All I know is what I imagine. What’s possible: She had a box of sanitary napkins, a pen, a few sheets of paper and a Bible, like the one in the bedside drawer in a three-star hotel. I’m sure the guards gave her diapers and blankets and other baby needs for me. Was she allowed to have baby powder or ointment for my rashes? Did she breastfeed me in the hole, or did she give me formula from prison-issued powdered milk? Prison food may not be good for a mother, but I’m sure she made the best nourishment for her little daughter. My birth mother was considered irresponsible and problematic, and yet she was allowed to keep her baby even when she was sent to isolation. Apparently, she was trustworthy enough with me, even when she had done something “out of line” with the prison rules.

Was my mother tortured by her demons, or comforted by me? Did she dream of my future, or fear it? She died years ago, so I’ll never know. Even if I could ask her, the truth can trick us. Her truth as my prison mother would not be mine, the daughter born heroin-exposed, who suffered through withdrawal with her in lockup, who has battled with this story for a lifetime.

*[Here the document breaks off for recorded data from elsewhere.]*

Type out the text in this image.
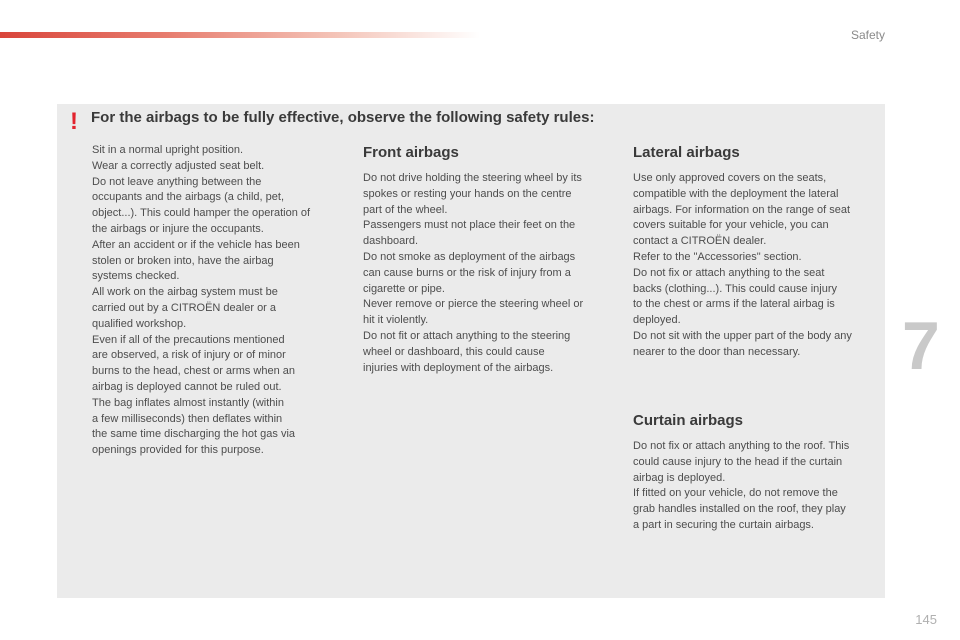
Safety
! For the airbags to be fully effective, observe the following safety rules:

Sit in a normal upright position.

Wear a correctly adjusted seat belt.

Do not leave anything between the

occupants and the airbags (a child, pet,

object...). This could hamper the operation of

the airbags or injure the occupants.

After an accident or if the vehicle has been

stolen or broken into, have the airbag

systems checked.

All work on the airbag system must be

carried out by a CITROËN dealer or a

qualified workshop.

Even if all of the precautions mentioned

are observed, a risk of injury or of minor

burns to the head, chest or arms when an

airbag is deployed cannot be ruled out.

The bag inflates almost instantly (within

a few milliseconds) then deflates within

the same time discharging the hot gas via

openings provided for this purpose.

Front airbags

Do not drive holding the steering wheel by its

spokes or resting your hands on the centre

part of the wheel.

Passengers must not place their feet on the

dashboard.

Do not smoke as deployment of the airbags

can cause burns or the risk of injury from a

cigarette or pipe.

Never remove or pierce the steering wheel or

hit it violently.

Do not fit or attach anything to the steering

wheel or dashboard, this could cause

injuries with deployment of the airbags.

Lateral airbags

Use only approved covers on the seats,

compatible with the deployment the lateral

airbags. For information on the range of seat

covers suitable for your vehicle, you can

contact a CITROËN dealer.

Refer to the "Accessories" section.

Do not fix or attach anything to the seat

backs (clothing...). This could cause injury

to the chest or arms if the lateral airbag is

deployed.

Do not sit with the upper part of the body any

nearer to the door than necessary.

Curtain airbags

Do not fix or attach anything to the roof. This

could cause injury to the head if the curtain

airbag is deployed.

If fitted on your vehicle, do not remove the

grab handles installed on the roof, they play

a part in securing the curtain airbags.

7
145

The United Nations calls solitary confinement a form of torture. I was a baby, alone with my mother. I’m confident that I didn’t suffer mental torment — not then, at least, not because of the hole. It was a peaceful place, in my mind, a quiet alcove of calm where my birth mother could think clearly and mother me without distraction. Just a room like any other only without all the “stuff.” I tell myself the guards looked out for me, and sneaked in treats for us, or the things I needed. For my birth mother, perhaps solitary confinement was worth it, and for me — immaculate incarceration because I was innocent and sentenced by circumstance.

In the words of John Donne: “We are all conceived in close prison; in our mothers wombs, we are close prisoners all; when we are born, we are born but to the liberty of the house.” In my case, the house was the opposite, lacking in liberty but not in love.

There was a time I hated the facts about my prison roots, but sometimes when we run from the truth, the demons inside us win. Rather than run in fear of my story, now I hold this mother-daughter bond in prison, and in the hole, with tender closeness. We were a diamond duo, beautiful and rare, in solitary confinement.